By: Spencer Weeks
After losing another close game to the Ottawa Senators, the Bruins find themselves down 3 games to 1 and face a must win Friday night in Ottawa. In the 30 seasons since all playoff rounds were expanded to a best-of-seven series in 1987, 24 teams have come back from a 3-1 deficit to win their series. The Bruins have never done it.
Key’s to a Bruins comeback:
For starters, it is going to be up to the leaders and veterans to calm down the less playoff experienced guys. This is where guys like Bergeron, Chara, and Backes will need to step up inside the locker room and make sure this team understands that this series is far from over. It is all about taking it one game at a time. They need to go into Ottawa Friday night, treat every shift like it’s do or die, and win a hockey game. The mental toughness of this team will be put to the test.

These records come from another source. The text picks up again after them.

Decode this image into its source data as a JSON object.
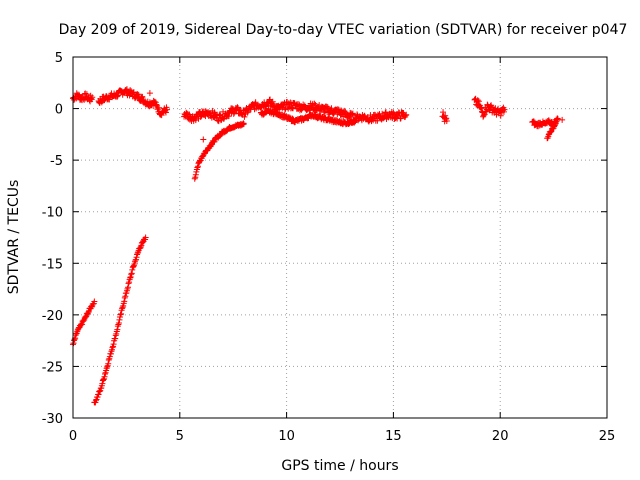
{
  "chart_data": {
    "type": "scatter",
    "title": "Day 209 of 2019, Sidereal Day-to-day VTEC variation (SDTVAR) for receiver p047",
    "xlabel": "GPS time / hours",
    "ylabel": "SDTVAR / TECUs",
    "xlim": [
      0,
      25
    ],
    "ylim": [
      -30,
      5
    ],
    "xticks": [
      0,
      5,
      10,
      15,
      20,
      25
    ],
    "yticks": [
      5,
      0,
      -5,
      -10,
      -15,
      -20,
      -25,
      -30
    ],
    "grid": true,
    "marker": "+",
    "color": "#ff0000",
    "series": [
      {
        "name": "SDTVAR",
        "segments": [
          {
            "x": [
              0.0,
              0.2,
              0.4,
              0.6,
              0.8,
              0.9
            ],
            "y": [
              1.0,
              1.3,
              1.0,
              1.2,
              0.9,
              1.1
            ],
            "spread": 0.6
          },
          {
            "x": [
              1.2,
              1.6,
              2.0,
              2.4,
              2.8,
              3.2,
              3.5,
              3.8,
              4.1,
              4.4
            ],
            "y": [
              0.7,
              1.1,
              1.3,
              1.7,
              1.4,
              1.0,
              0.5,
              0.6,
              -0.4,
              -0.1
            ],
            "spread": 0.6
          },
          {
            "x": [
              0.0,
              0.2,
              0.4,
              0.6,
              0.8,
              1.0
            ],
            "y": [
              -22.9,
              -21.6,
              -20.9,
              -20.2,
              -19.4,
              -18.7
            ],
            "spread": 0.25
          },
          {
            "x": [
              1.0,
              1.3,
              1.6,
              2.0,
              2.4,
              2.8,
              3.1,
              3.4
            ],
            "y": [
              -28.6,
              -27.2,
              -25.0,
              -22.0,
              -18.6,
              -15.5,
              -13.6,
              -12.5
            ],
            "spread": 0.25
          },
          {
            "x": [
              5.7,
              5.8,
              6.0,
              6.3,
              6.7,
              7.0,
              7.4,
              7.8,
              8.0
            ],
            "y": [
              -6.9,
              -5.8,
              -4.8,
              -3.9,
              -2.9,
              -2.3,
              -1.8,
              -1.6,
              -1.5
            ],
            "spread": 0.25
          },
          {
            "x": [
              5.2,
              5.6,
              6.0,
              6.4,
              6.8,
              7.2,
              7.6,
              8.0,
              8.4,
              8.8,
              9.2,
              9.6,
              10.0,
              10.4,
              10.8,
              11.2,
              11.6,
              12.0,
              12.4,
              12.8,
              13.2,
              13.6,
              14.0,
              14.4,
              14.8,
              15.2,
              15.6
            ],
            "y": [
              -0.5,
              -0.9,
              -0.6,
              -0.4,
              -0.9,
              -0.5,
              -0.1,
              -0.5,
              0.2,
              0.4,
              0.6,
              0.0,
              0.3,
              0.3,
              0.1,
              0.2,
              0.0,
              -0.2,
              -0.3,
              -0.6,
              -0.9,
              -0.8,
              -1.0,
              -0.8,
              -0.6,
              -0.7,
              -0.6
            ],
            "spread": 0.7
          },
          {
            "x": [
              8.8,
              9.2,
              9.6,
              10.0,
              10.4,
              10.8,
              11.2,
              11.6,
              12.0,
              12.4,
              12.8,
              13.2
            ],
            "y": [
              -0.5,
              -0.3,
              -0.5,
              -0.9,
              -1.2,
              -1.0,
              -0.6,
              -0.9,
              -1.1,
              -1.3,
              -1.4,
              -1.2
            ],
            "spread": 0.3
          },
          {
            "x": [
              17.3,
              17.4,
              17.5
            ],
            "y": [
              -0.5,
              -1.0,
              -1.2
            ],
            "spread": 0.8
          },
          {
            "x": [
              18.8,
              19.0,
              19.2,
              19.4,
              19.6,
              19.8,
              20.0,
              20.2
            ],
            "y": [
              0.7,
              0.4,
              -0.5,
              0.2,
              0.0,
              -0.3,
              -0.4,
              -0.1
            ],
            "spread": 0.7
          },
          {
            "x": [
              21.5,
              21.7,
              21.9,
              22.1,
              22.3,
              22.5,
              22.7
            ],
            "y": [
              -1.3,
              -1.6,
              -1.4,
              -1.5,
              -1.3,
              -1.5,
              -1.0
            ],
            "spread": 0.4
          },
          {
            "x": [
              22.2,
              22.3,
              22.5,
              22.6
            ],
            "y": [
              -2.9,
              -2.4,
              -1.8,
              -1.3
            ],
            "spread": 0.2
          }
        ],
        "outliers": [
          {
            "x": 6.1,
            "y": -3.0
          },
          {
            "x": 22.9,
            "y": -1.1
          },
          {
            "x": 3.6,
            "y": 1.5
          }
        ]
      }
    ]
  }
}
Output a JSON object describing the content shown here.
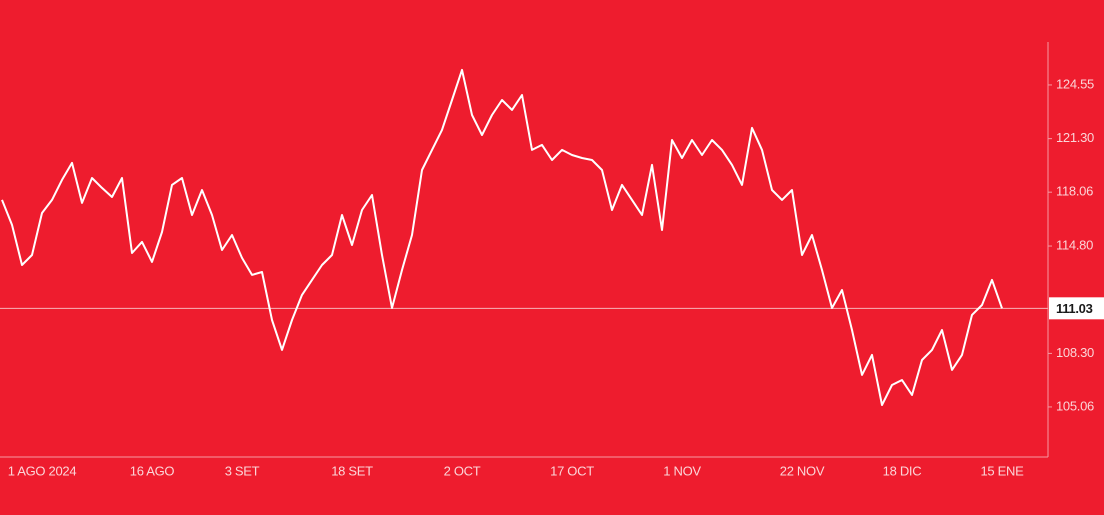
{
  "chart_data": {
    "type": "line",
    "background": "#ee1c2e",
    "x": [
      null,
      null,
      null,
      null,
      "1 AGO 2024",
      null,
      null,
      null,
      null,
      null,
      null,
      null,
      null,
      null,
      null,
      "16 AGO",
      null,
      null,
      null,
      null,
      null,
      null,
      null,
      null,
      "3 SET",
      null,
      null,
      null,
      null,
      null,
      null,
      null,
      null,
      null,
      null,
      "18 SET",
      null,
      null,
      null,
      null,
      null,
      null,
      null,
      null,
      null,
      null,
      "2 OCT",
      null,
      null,
      null,
      null,
      null,
      null,
      null,
      null,
      null,
      null,
      "17 OCT",
      null,
      null,
      null,
      null,
      null,
      null,
      null,
      null,
      null,
      null,
      "1 NOV",
      null,
      null,
      null,
      null,
      null,
      null,
      null,
      null,
      null,
      null,
      null,
      "22 NOV",
      null,
      null,
      null,
      null,
      null,
      null,
      null,
      null,
      null,
      "18 DIC",
      null,
      null,
      null,
      null,
      null,
      null,
      null,
      null,
      null,
      "15 ENE"
    ],
    "series": [
      {
        "color": "#ffffff",
        "values": [
          117.59,
          116.08,
          113.65,
          114.26,
          116.8,
          117.59,
          118.8,
          119.83,
          117.41,
          118.92,
          118.32,
          117.77,
          118.92,
          114.38,
          115.05,
          113.84,
          115.65,
          118.5,
          118.92,
          116.68,
          118.19,
          116.68,
          114.56,
          115.47,
          114.08,
          113.05,
          113.23,
          110.32,
          108.51,
          110.32,
          111.84,
          112.75,
          113.65,
          114.26,
          116.68,
          114.86,
          116.98,
          117.89,
          114.26,
          111.05,
          113.35,
          115.47,
          119.4,
          120.62,
          121.83,
          123.64,
          125.46,
          122.73,
          121.52,
          122.73,
          123.64,
          123.04,
          123.94,
          120.62,
          120.92,
          120.01,
          120.62,
          120.31,
          120.13,
          120.01,
          119.4,
          116.98,
          118.5,
          117.59,
          116.68,
          119.71,
          115.77,
          121.22,
          120.13,
          121.22,
          120.31,
          121.22,
          120.62,
          119.71,
          118.5,
          121.95,
          120.62,
          118.19,
          117.59,
          118.19,
          114.26,
          115.47,
          113.35,
          111.05,
          112.14,
          109.72,
          107.0,
          108.21,
          105.18,
          106.39,
          106.69,
          105.78,
          107.9,
          108.51,
          109.72,
          107.3,
          108.21,
          110.63,
          111.23,
          112.75,
          111.03
        ]
      }
    ],
    "last_value": 111.03,
    "ylim": [
      102.03,
      127.15
    ],
    "yticks": [
      105.06,
      {
        "value": 108.3,
        "label": "108.30"
      },
      {
        "value": 114.8,
        "label": "114.80"
      },
      118.06,
      {
        "value": 121.3,
        "label": "121.30"
      },
      124.55
    ],
    "y_axis_side": "right"
  }
}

Secondly, this team has to play their best hockey of the year. A full 60 minutes of consistency is something I haven’t seen from the Bruins in quite some time. This means the Bruins have to do the little things, especially in the D-Zone. Throughout this season and this 1st round matchup with the Sens, the Bruins D-Zone coverage has been extremely inconsistent. Watch a replay of any Senators goal, and almost every time it was the result of players “puck watching” and leaving a guy open. Here are some prime examples of the Bruins “puck watching” and leaving an open man.
Rask is one of the best goalies in the league, but he can’t save everything, especially when the opposition is left open because of Bruins players staring at the puck in their own zone. The Bruins must do a better job of picking guys up and keeping their heads on a swivel.
Another key factor for a Bruins comeback is getting shots on net and finishing on their chances. Marchand was the Bruins leading goal scorer this season, but he couldn’t finish on multiple chances Wednesday night, including two break aways. The Bruins have to find a way to convert on their opportunities. They also need to find a way to hit the net. It seems like every shot either misses the net or is blocked by someone on Ottawa. David Pastrnak so far this series has had 21 shot attempts. Only 2 of them were shots on goal, 8 of them have been blocked, and the other 11 missed net. Also, David Krejci has to be better with his puck management, although he clearly looks as if he is playing through injury, his turnovers can be costly.
Lastly, the Bruins need to be better on special teams, especially the power play. The absence of Torey Krug is playing a factor in the Bruins power play troubles but Charlie Mcavoy looked really comfortable Wednesday night. He made several great plays that led to a scoring chance. The Bruins need to stay out of the box and take advantage of their power play opportunities. As of right now the B’s are 2 for 11 on the powerplay and 10 for 13 on the penalty kill.
Lets not forget, this is the Stanley Cup Playoffs, anything can happen. If the Bruins can steal game 5 in Ottawa Friday night, build some momentum, capture a game 6 victory at home and force a game 7 back in Ottawa, they will get the chance to pull off a stunning comeback over the Senators. The hardest game to win is the clinching one and Ottawa will now be facing that pressure. It’s not over until someone wins 4 games. So hold on Bruins fans, we haven’t seen the last of the Black & Gold this year just yet. BELIEVE IN BOSTON.